Can we get an exact result?

Yes!!!

Webster and his colleagues built the math to allow us to scale up the exact computation. He was kind enough to publish his code.

There are 3,215,709,724,700,470,902 64-bit (unsigned) integers that can be written as a product of two 32-bit integers. That’s about 17% of all possible values.

What about actually computing a pair of integers given their product? One approach consists of computing its full prime factorization, and then using those factors to build all possible divisors that are strictly less than 2^32, starting with a set of candidates containing only 1 and iteratively multiplying existing candidates by each prime factor (only keeping products that stay below 2^32). We can avoid adding duplicates to our set by processing unique prime factors with their multiplicity. Finally, we select the maximum such candidate m as the largest divisor under 2^32, compute the corresponding leftover n / m, and report whether a valid split into two 32-bit factors exists. In general, the answer (if it exists) is not unique: this returns the pair where one value is maximized. In Python, the code might look as follows.

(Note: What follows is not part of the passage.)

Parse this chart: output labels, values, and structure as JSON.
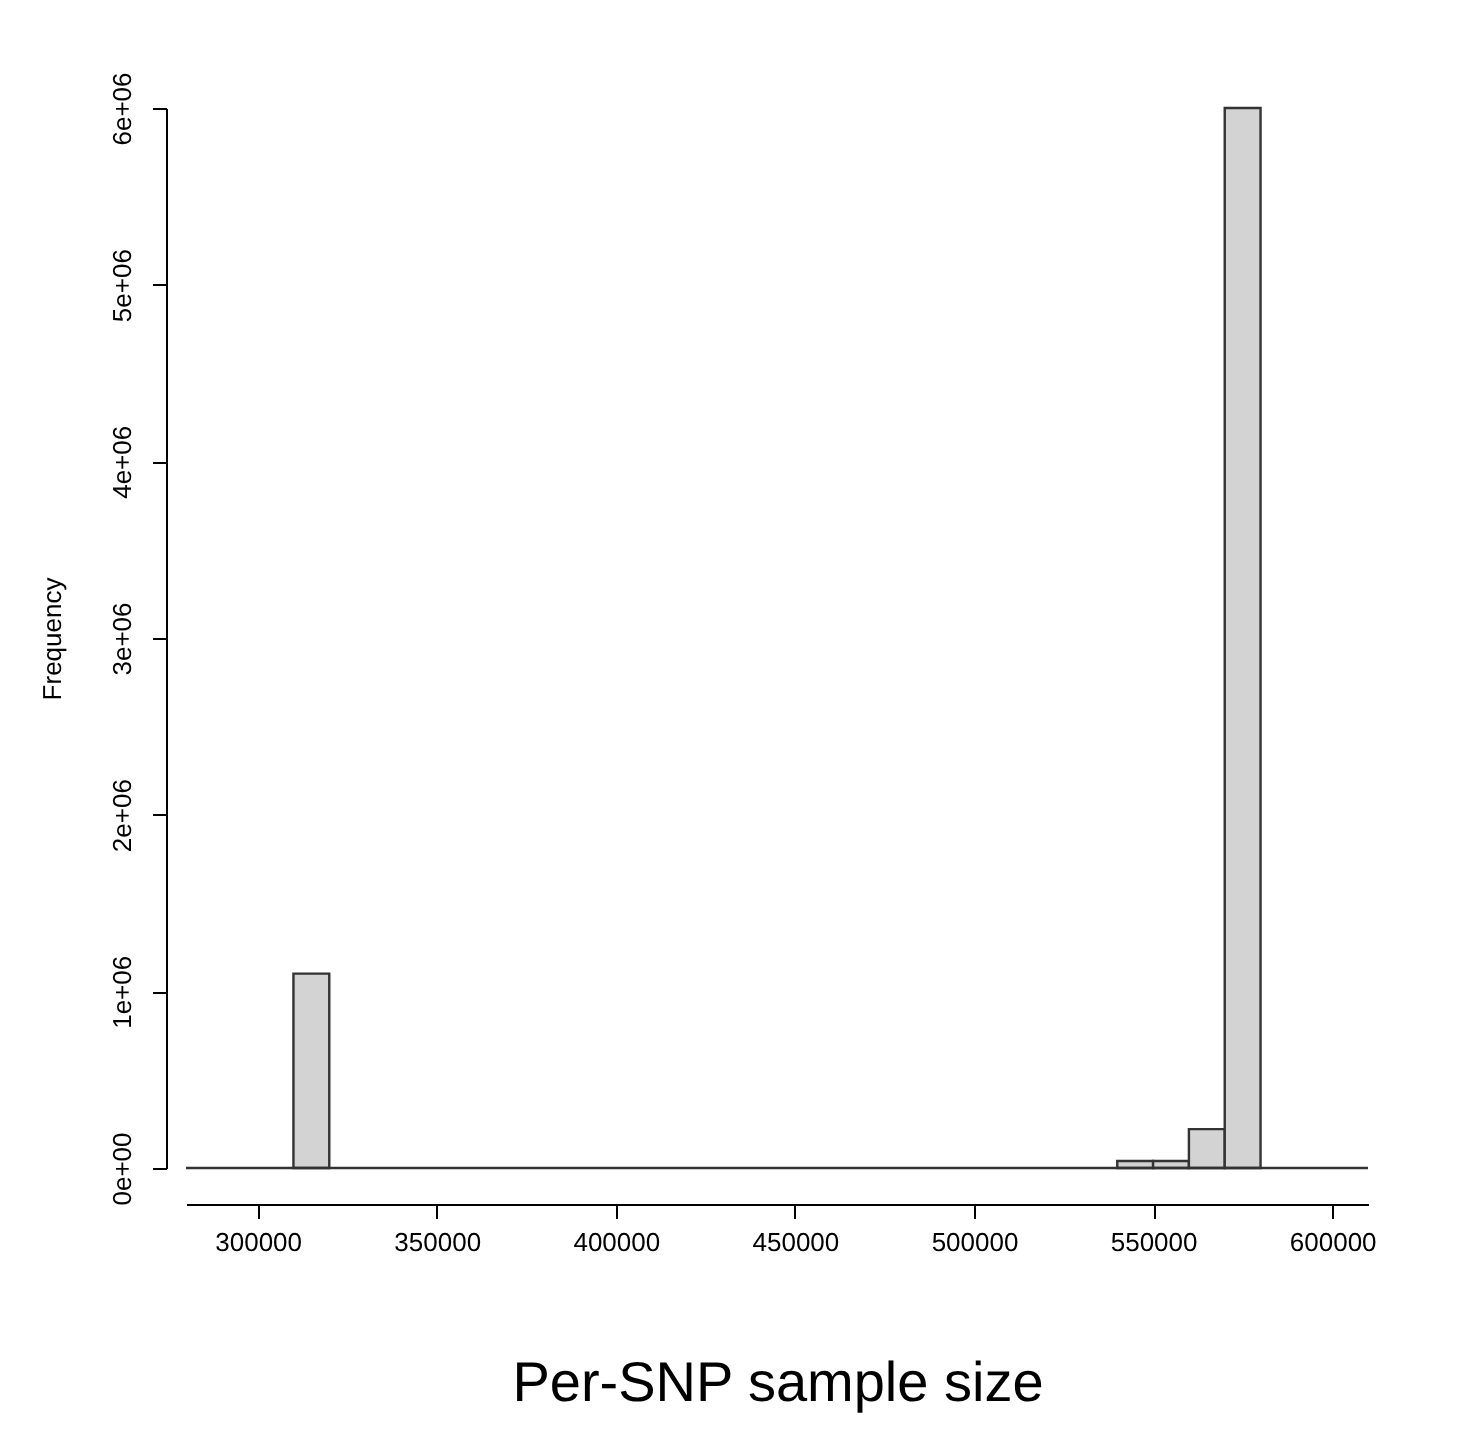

for p in factor_multiplicities:
    new_candidates = []
    for c in candidates:
        for i in range(factor_multiplicities[p] + 1):
            if c * (p ** i) < 2**32:
                new_candidates.append(c * (p ** i))
    for new_c in new_candidates:
        candidates.append(new_c)
m = max(candidates)
print(f"Maximum candidate: {m}")
leftover = n // m
print(f"Leftover: {leftover}")
if leftover >= 2**32:
    print("Leftover is too large, cannot find a suitable candidate.")

You might be able to come up with a more efficient algorithm. I find it interesting to consider that if you pick a value at random, it will usually fail! That is, most 64-bit integers cannot be written as the product of two 32-bit integers.